Selecting the right tool is critical. Prior to my dental appointment with Joan, I selected floss because of its flavor. Joan recommended a specific type of floss because the shape, width, and wax level was most appropriate for the characteristics of my teeth. Software teams also must be deliberate in selecting a functional testing tool based on the specific characteristics of their project. Judge the available tools by their level of support for techniques that enable effectiveness, such as: defining a DSTL, managing precondition data, organizing tests within context, and searching for tests based on user-defined attributes. It is essential that the tool provides detailed results of test execution and facilitates a clean-slate approach to testing by having the tests clean up after themselves. The good news is that many of the automated functional testing tools available today score quite well on this checklist.
Significant efficiency gains can be realized by improving tool effectiveness.
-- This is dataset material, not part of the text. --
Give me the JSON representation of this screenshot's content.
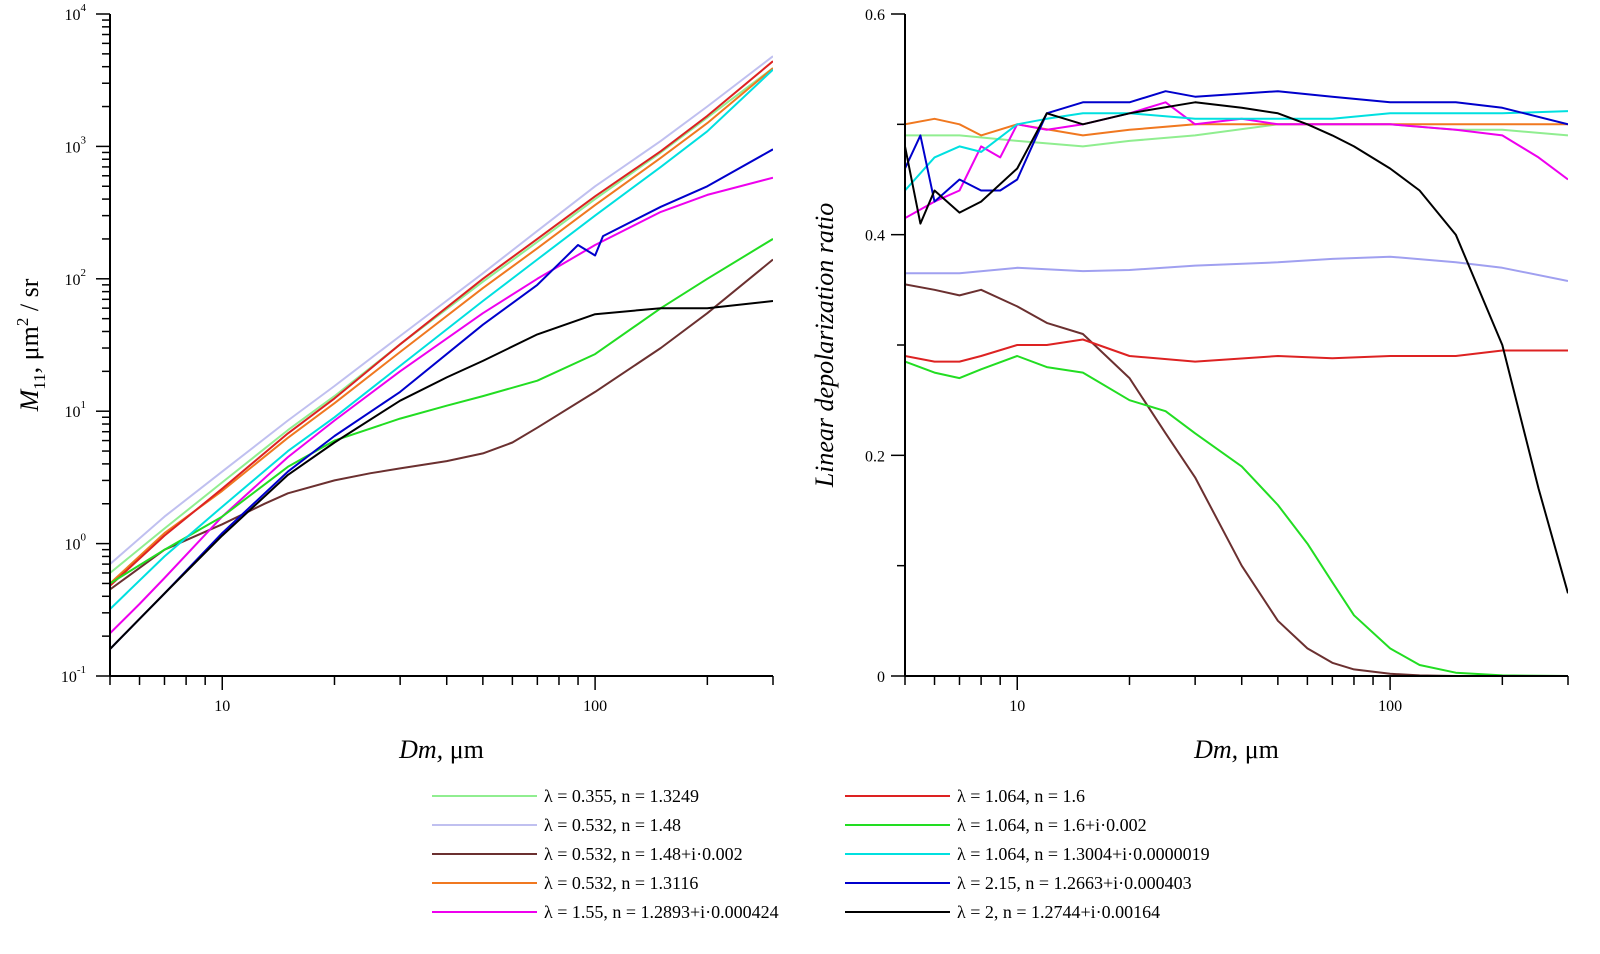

Encourage vendors to provide more powerful functional test development environments that support things like refactoring across a test suite, integration and execution of multi-modal elements within a single test (tables, text, shapes, color, etc.), incremental syntax validation, keyboard navigation into the DSTL statements, code completion for DSTL signatures, etc.
Repairing a Broken Safety Net
The systematic approach for improving a single test described here can be expanded if a number of functional tests within a suite are ineffective. If the tests are not readable, the first step is to refactor them into a DSTL. Next, review the tests, looking for the root causes of the problems, such as: excess detail, ambiguity, incompleteness, duplication, etc. Then, develop an incremental plan for refining the tests based on an assessment of the impact of the problem, the distribution of the problem, the relative priority of the tests that are impacted, and the cost to fix the problem. Finally, refactor the tests a small step at a time to ensure that the safety net has high availability. Occasionally a refactoring may cause the tests to become incompatible with the capabilities of your functional testing tool, requiring the tool to be enhanced or replaced. (See the StickyNotes for references.) I encourage you to persevere, strive for effectiveness, and don’t forget to floss first.